Novel Anti-CD47 Fusion Protein CO-005 Overcomes Rituximab Resistance in Lymphoma Models

CO-005, a humanized anti-CD47 fusion protein, demonstrated potent antitumor activity in preclinical models of B-cell lymphoma, including tumors resistant to rituximab, according to a new study published in ImmunoTargets and Therapy. The therapy is designed to overcome resistance mechanisms that limit the effectiveness of anti-CD20 monoclonal antibodies like rituximab.

The research, conducted by scientists at Caedo Oncology AS in Oslo, Norway, evaluated CO-005 in multiple lymphoma xenograft models using NOD-scid IL2Rγnull (NSG) mice. The study found that CO-005 induced potent and durable antitumor activity, including in rituximab-resistant tumor models. The therapy works by simultaneously disrupting the CD47–SIRPα immune checkpoint and inducing direct programmed cancer cell death (PCCD), a mechanism distinct from other anti-CD47 agents.

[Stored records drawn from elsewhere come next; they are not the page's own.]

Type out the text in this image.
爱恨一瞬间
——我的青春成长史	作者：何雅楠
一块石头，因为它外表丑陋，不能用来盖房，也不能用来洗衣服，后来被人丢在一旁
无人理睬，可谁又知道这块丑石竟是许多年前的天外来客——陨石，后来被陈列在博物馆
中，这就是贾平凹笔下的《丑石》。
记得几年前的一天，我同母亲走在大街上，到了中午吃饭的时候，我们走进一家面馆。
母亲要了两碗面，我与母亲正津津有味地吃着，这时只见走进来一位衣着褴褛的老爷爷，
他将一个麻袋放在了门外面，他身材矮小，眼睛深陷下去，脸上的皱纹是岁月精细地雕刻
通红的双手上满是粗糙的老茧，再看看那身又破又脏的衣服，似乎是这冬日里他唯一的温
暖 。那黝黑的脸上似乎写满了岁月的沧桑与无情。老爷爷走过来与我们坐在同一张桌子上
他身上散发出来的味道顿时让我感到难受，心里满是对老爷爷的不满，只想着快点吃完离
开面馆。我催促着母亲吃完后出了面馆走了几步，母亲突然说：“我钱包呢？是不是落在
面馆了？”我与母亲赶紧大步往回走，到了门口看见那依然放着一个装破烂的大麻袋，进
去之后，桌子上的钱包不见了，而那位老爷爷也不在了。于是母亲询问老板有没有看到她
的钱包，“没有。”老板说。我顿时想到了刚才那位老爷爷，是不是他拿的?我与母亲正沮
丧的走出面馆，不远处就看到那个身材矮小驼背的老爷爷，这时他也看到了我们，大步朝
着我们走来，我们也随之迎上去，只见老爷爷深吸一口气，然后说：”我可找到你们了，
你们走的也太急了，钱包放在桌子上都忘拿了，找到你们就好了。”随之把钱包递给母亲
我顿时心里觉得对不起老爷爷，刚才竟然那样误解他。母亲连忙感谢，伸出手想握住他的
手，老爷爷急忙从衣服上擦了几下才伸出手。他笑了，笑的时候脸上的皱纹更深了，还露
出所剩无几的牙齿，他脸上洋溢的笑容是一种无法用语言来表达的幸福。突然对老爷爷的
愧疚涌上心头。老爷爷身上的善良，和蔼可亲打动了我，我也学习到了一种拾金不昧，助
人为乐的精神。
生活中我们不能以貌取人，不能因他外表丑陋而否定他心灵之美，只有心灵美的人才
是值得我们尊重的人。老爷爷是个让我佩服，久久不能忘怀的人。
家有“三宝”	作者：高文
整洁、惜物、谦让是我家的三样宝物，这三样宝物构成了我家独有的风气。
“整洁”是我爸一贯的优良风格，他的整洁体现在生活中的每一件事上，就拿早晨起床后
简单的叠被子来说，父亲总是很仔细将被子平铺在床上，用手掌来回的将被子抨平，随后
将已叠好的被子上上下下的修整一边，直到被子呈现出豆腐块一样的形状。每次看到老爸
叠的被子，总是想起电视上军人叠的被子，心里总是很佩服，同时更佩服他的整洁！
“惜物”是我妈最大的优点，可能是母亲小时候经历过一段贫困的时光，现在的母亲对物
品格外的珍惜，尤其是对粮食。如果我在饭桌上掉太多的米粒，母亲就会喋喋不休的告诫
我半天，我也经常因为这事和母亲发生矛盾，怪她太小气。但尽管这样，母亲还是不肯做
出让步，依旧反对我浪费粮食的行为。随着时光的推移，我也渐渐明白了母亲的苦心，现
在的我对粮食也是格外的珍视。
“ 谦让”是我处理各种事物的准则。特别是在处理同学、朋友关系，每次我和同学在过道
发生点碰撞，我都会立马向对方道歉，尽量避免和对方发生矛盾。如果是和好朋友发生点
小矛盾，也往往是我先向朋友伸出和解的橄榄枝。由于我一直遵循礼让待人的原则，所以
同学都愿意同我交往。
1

CO-005 induces type III programmed cell death through several cellular processes, including receptor capping, calcium flux, reactive oxygen species generation, actin cytoskeleton dependence, and surface calreticulin exposure. These mechanistic features are shared with therapeutic anti-CD20 antibodies but occur independently of CD20 signaling, making the therapy potentially effective against tumors with low or heterogeneous CD20 expression that have developed resistance to standard treatments.

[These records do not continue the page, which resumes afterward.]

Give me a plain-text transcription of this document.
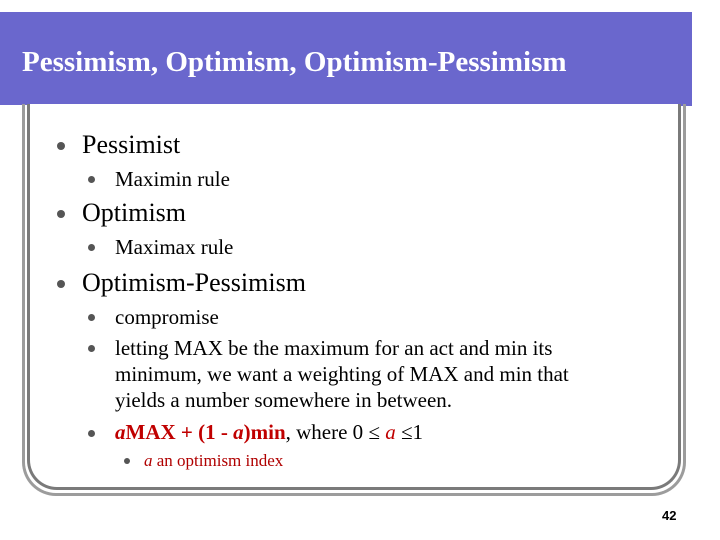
Pessimism, Optimism, Optimism-Pessimism
Pessimist
Maximin rule
Optimism
Maximax rule
Optimism-Pessimism
compromise
letting MAX be the maximum for an act and min its
minimum, we want a weighting of MAX and min that
yields a number somewhere in between.
aMAX + (1 - a)min, where 0 ≤ a ≤1
a an optimism index
42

In vivo experiments showed that CO-005 triggered robust intratumoral programmed cell death and remodeled the tumor microenvironment. This remodeling was characterized by increased infiltration of macrophages and neutrophils, enhancing innate immune activation and supporting a dual-mechanism mode of action that couples direct cancer cell killing with myeloid immune cell engagement.

The study addressed a significant clinical challenge: despite the success of anti-CD20 monoclonal antibodies like rituximab in treating B-cell non-Hodgkin lymphomas, therapeutic resistance and relapse remain major problems. Resistance arises through multiple mechanisms, including impaired Fc receptor signaling, depletion or dysfunction of effector cells, and compensatory upregulation of alternative immune checkpoints like CD47. CD20 expression can also become heterogeneous or be lost following treatment, rendering tumors partially or completely refractory to CD20-directed therapies.

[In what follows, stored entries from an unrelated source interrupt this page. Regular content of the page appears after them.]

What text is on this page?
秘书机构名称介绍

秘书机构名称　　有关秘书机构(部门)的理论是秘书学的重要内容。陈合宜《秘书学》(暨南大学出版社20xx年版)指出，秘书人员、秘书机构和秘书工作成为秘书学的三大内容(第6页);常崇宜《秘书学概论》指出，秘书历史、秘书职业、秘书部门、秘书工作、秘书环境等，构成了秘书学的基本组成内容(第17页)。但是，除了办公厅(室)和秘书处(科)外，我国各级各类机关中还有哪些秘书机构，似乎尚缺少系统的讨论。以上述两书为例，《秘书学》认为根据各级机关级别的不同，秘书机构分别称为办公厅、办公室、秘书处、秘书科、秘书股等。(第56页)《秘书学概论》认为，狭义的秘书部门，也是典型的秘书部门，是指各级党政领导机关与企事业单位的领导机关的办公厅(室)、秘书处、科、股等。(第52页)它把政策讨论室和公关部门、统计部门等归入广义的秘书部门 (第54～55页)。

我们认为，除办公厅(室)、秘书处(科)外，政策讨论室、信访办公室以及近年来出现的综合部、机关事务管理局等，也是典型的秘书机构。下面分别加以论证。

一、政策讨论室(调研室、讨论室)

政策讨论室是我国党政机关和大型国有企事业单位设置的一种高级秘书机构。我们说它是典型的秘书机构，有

CO-005 was developed to bypass CD20 dependence while maintaining robust immune effector engagement. The therapy combines intrinsic cytotoxic activity with immune checkpoint inhibition and immune activation, positioning it as a mechanistically distinct therapeutic with potential to expand treatment options for B-cell lymphoma patients who have failed standard anti-CD20 therapies.

The research was published in ImmunoTargets and Therapy, Volume 15, 2026. The study authors include researchers from Caedo Oncology AS and the Department of Chemistry, Bioscience and Environmental Engineering at the University of Stavanger.